RecA protein: Prototype for a ubiquitous class of DNA-binding proteins that catalyze synapsis of DNA strands during genetic recombination in bacteria; analogous to Rad51 protein in eukaryotes.
Rad51 protein: Eukaryotic protein that catalyzes the pairing of homologous DNA strands during recombination and repair processes. Analogous to the RecA protein in E. coli and other bacteria.
loss of heterozygosity: The result of errant homologous recombination that uses the homolog from the other parent instead of the sister chromatid as the template, converting the sequence of the repaired DNA to that of the other homolog.
Holliday junction (cross-strand exchange): X-shaped structure formed in DNA molecules undergoing recombination, in which the two DNA molecules are held together by exchanging one of their two strands; also called a cross-strand exchange.

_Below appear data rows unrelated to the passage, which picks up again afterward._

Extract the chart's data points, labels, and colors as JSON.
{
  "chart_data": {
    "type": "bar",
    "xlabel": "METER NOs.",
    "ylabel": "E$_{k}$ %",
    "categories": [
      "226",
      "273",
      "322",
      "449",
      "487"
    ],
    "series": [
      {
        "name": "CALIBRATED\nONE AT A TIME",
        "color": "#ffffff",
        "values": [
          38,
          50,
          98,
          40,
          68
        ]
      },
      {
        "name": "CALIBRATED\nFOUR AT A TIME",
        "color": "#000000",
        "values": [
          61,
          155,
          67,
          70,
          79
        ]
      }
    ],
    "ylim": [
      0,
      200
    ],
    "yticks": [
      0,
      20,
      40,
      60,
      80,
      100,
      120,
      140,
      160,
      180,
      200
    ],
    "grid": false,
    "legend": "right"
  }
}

allele: One of several alternative forms of a gene. In a diploid cell, each gene will typically have two alleles, occupying the same corresponding position (locus) on homologous chromosomes.
gene conversion: Process by which DNA sequence information can be transferred from one DNA helix (which remains unchanged) to another DNA helix whose sequence is altered. It often accompanies general recombination events.